Opini
Mulud, Maulid dan Prophetic Parenting
Oleh : M. Rifqi Rosyidi, Lc., M.Ag.
Rabi`ul Awwal merupakan bulan ketiga di kalender hijriyah yang sangat identik dengan kelahiran nabi Muhammad saw., meskipun Rasulullah juga wafat pada bulan ini dengan hari dan tanggal yang sama sesuai catatan sejarah yang kita pelajari di bangku sekolah.
Hijrahnya nabi Muhammad dari Mekah ke Medinah yang ditemani Abu bakar ash-Shiddiq juga dilakukan pada bulan ini, yang sekaligus menjadi tonggak perkembangan dakwah dan perluasan wilayah Islam. Satu peristiwa lagi yang sangat fenomenal yang dialami nabi Muhammad dan terjadi pada bulan ini adalah Isra` Mi`raj sesuai dengan penelusuran riwayat hadits yang dilakukan oleh Dr. Akram Dliya` al-`Umary dan dinyatakan di dalam kitabnya yang berjudul as-Sirah al-Nabawiyyah as-Shohihah.
Orang Jawa lebih mengenal bulan Rabi`ul Awwal dengan nama Mulud (ulan mulud) yang diambil dari bahasa arab maulûd artinya yang terlahir (atau yang dilahirkan), merujuk kepada Nabi Muhammad yang dilahirkan pada bulan ini. Mulud juga bisa diambil dari kata maulid yang berarti waktu kelahiran nabi Muhammad.
Kata Rabi`ul Awwal sendiri dalam penggunaan keseharian biasa diartikan dengan (awal) musim semi, satu musim yang sangat identik dengan kecerahan sehingga memunculkan harapan baru bagi keberlangsungan kehidupan manusia.
Kontekstualisasi lahirnya Muhammad pada bulan Rabi`ul Awwal ini memberi makna bahwa kelahiran nabi Muhammad memang menjadi babak baru bagi kehidupan manusia baik pada tataran teologis dengan konsep tauhidnya; lâ ilâha illâ Allâhu yang mengusung semangat liberasi; membebaskan manusia dari perbudakan dan penghambaan sesama manusia, maupun pada tataran sosio-antropologis dengan konsep kesetaraan derajat manusia tanpa membedakan suku, bangsa dan warna kulit.

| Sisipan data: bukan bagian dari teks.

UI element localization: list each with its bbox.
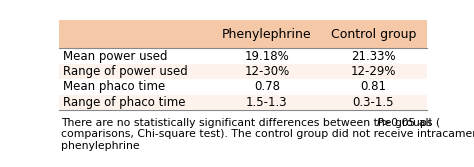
Text: There are no statistically significant differences between the groups (: There are no statistically significant d…: [61, 118, 440, 128]
Text: Mean phaco time: Mean phaco time: [63, 80, 165, 93]
FancyBboxPatch shape: [59, 48, 427, 64]
FancyBboxPatch shape: [59, 20, 427, 48]
Text: 1.5-1.3: 1.5-1.3: [246, 96, 288, 109]
Text: 12-30%: 12-30%: [244, 65, 290, 78]
Text: 21.33%: 21.33%: [351, 50, 396, 63]
Text: phenylephrine: phenylephrine: [61, 141, 140, 151]
Text: 0.3-1.5: 0.3-1.5: [353, 96, 394, 109]
Text: 19.18%: 19.18%: [245, 50, 289, 63]
Text: Range of phaco time: Range of phaco time: [63, 96, 185, 109]
FancyBboxPatch shape: [59, 95, 427, 110]
Text: Mean power used: Mean power used: [63, 50, 167, 63]
Text: 0.81: 0.81: [360, 80, 386, 93]
FancyBboxPatch shape: [59, 64, 427, 79]
FancyBboxPatch shape: [59, 79, 427, 95]
Text: Phenylephrine: Phenylephrine: [222, 28, 311, 41]
Text: Control group: Control group: [331, 28, 416, 41]
Text: Range of power used: Range of power used: [63, 65, 188, 78]
Text: >0.05 all: >0.05 all: [382, 118, 431, 128]
Text: 12-29%: 12-29%: [351, 65, 396, 78]
Text: P: P: [376, 118, 383, 128]
Text: comparisons, Chi-square test). The control group did not receive intracameral: comparisons, Chi-square test). The contr…: [61, 129, 474, 139]
Text: 0.78: 0.78: [254, 80, 280, 93]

Terlahir dalam keadaan yatim karena bapaknya meninggal semenjak Muhammad masih di dalam kandungan, tidak menjadikan Muhammad terlantar dan kehilangan kasih sayang, karena Muhammad tetap mendapatkan pendidikan karakter dan kepribadian dasar yang diupayakan oleh ibunya. Tidak pernah menyalahkan lingkungan dan keadaan merupakan salah satu pembelajaran penting dari perjalanan hidup nabi Muhammad saw ketika dalam proses pertumbuhan dan pengembangan potensi pribadinya.

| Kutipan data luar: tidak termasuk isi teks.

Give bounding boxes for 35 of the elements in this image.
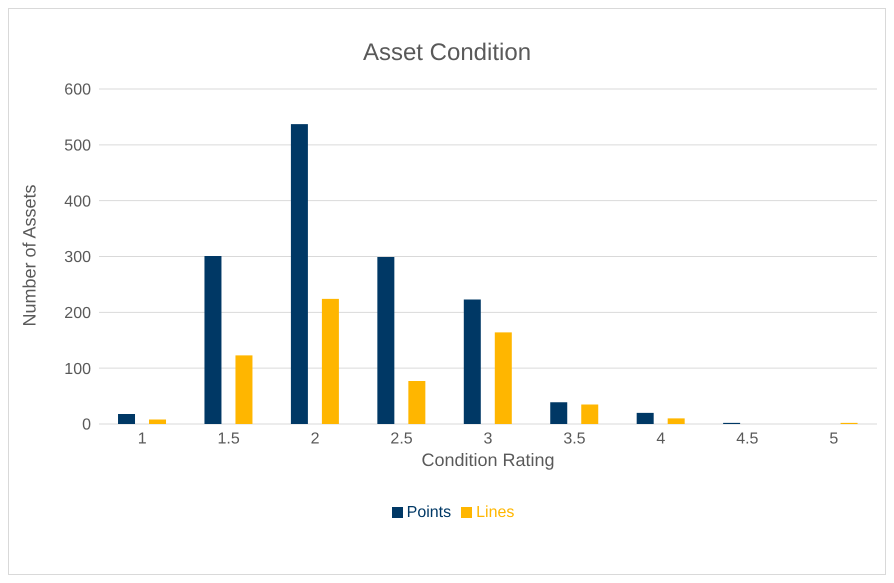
x-tick-label: 1 xyxy=(138,430,147,448)
bar xyxy=(377,257,394,424)
bar xyxy=(668,418,685,424)
legend-label: Lines xyxy=(476,504,514,521)
x-tick-label: 3 xyxy=(484,430,493,448)
y-tick-label: 400 xyxy=(64,193,92,210)
chart-title: Asset Condition xyxy=(362,39,532,67)
y-tick-label: 600 xyxy=(64,82,92,99)
x-tick-label: 4 xyxy=(656,430,666,448)
x-tick-label: 3.5 xyxy=(563,430,586,448)
legend-label: Points xyxy=(406,504,452,521)
bar xyxy=(322,298,339,424)
bar xyxy=(204,256,222,424)
x-tick-label: 4.5 xyxy=(736,430,759,448)
y-tick-label: 0 xyxy=(82,416,92,434)
y-axis-title: Number of Assets xyxy=(19,184,40,326)
bar xyxy=(550,402,568,424)
bar xyxy=(636,412,654,424)
bar xyxy=(408,381,426,424)
x-tick-label: 2 xyxy=(310,430,320,448)
bar xyxy=(464,299,481,424)
bar xyxy=(118,414,136,424)
bar xyxy=(581,404,598,424)
x-tick-label: 5 xyxy=(829,430,838,448)
bar xyxy=(494,332,512,424)
bar xyxy=(290,124,308,424)
bar xyxy=(235,355,252,424)
x-axis-title: Condition Rating xyxy=(421,450,555,470)
y-tick-label: 100 xyxy=(64,360,92,378)
bar xyxy=(149,420,166,424)
y-tick-label: 500 xyxy=(64,138,92,155)
x-tick-label: 2.5 xyxy=(390,430,413,448)
y-tick-label: 200 xyxy=(64,305,92,322)
y-tick-label: 300 xyxy=(64,249,92,266)
x-tick-label: 1.5 xyxy=(218,430,240,448)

Berstatus single parent sampai Muhammad berusia 6 tahun, Ibunda Aminah berperan penting dalam membentuk kepribadian dan karakter Muhammad pada masa-masa penting pertumbuhannya. Ketika Makkah menjadi kota metropolitan pada masanya dan semua bentuk kejahatan selalu terjadi di sekitar kota suci dan pusat peribadatan mereka, Aminah mengambil langkah penting dengan memondokkan Muhammad di Bani Sa`ad untuk diasuh dan disusui oleh Halimatus Sa`diyah setelah sebelumnya sempat mendapatkan susu dari Tsuwaibah. Inilah tradisi baik bangsa Quraisy dalam mendidik dan menanamkan nilai-nilai kebaikan universal pada diri anak keturunannya;
Muhammad tetap disusui oleh wanita berkualitas dan dengan lingkungan yang ramah anak, layak untuk penguatan karakter dan pengembangan kepribadiannya. Kita ketahui bahwa bani Sa`ad terkenal dengan wanita-wanita berkualitas yang memiliki dedikasi dan integritas tinggi dalam memberikan jasa pelayanan persusuan bagi putra-putri terbaik suku Quraisy. Bani Sa`ad juga dikenal dengan lingkungan perkampungan yang bersih dan belum terkontaminasi dengan budaya perkotaan yang hedonis.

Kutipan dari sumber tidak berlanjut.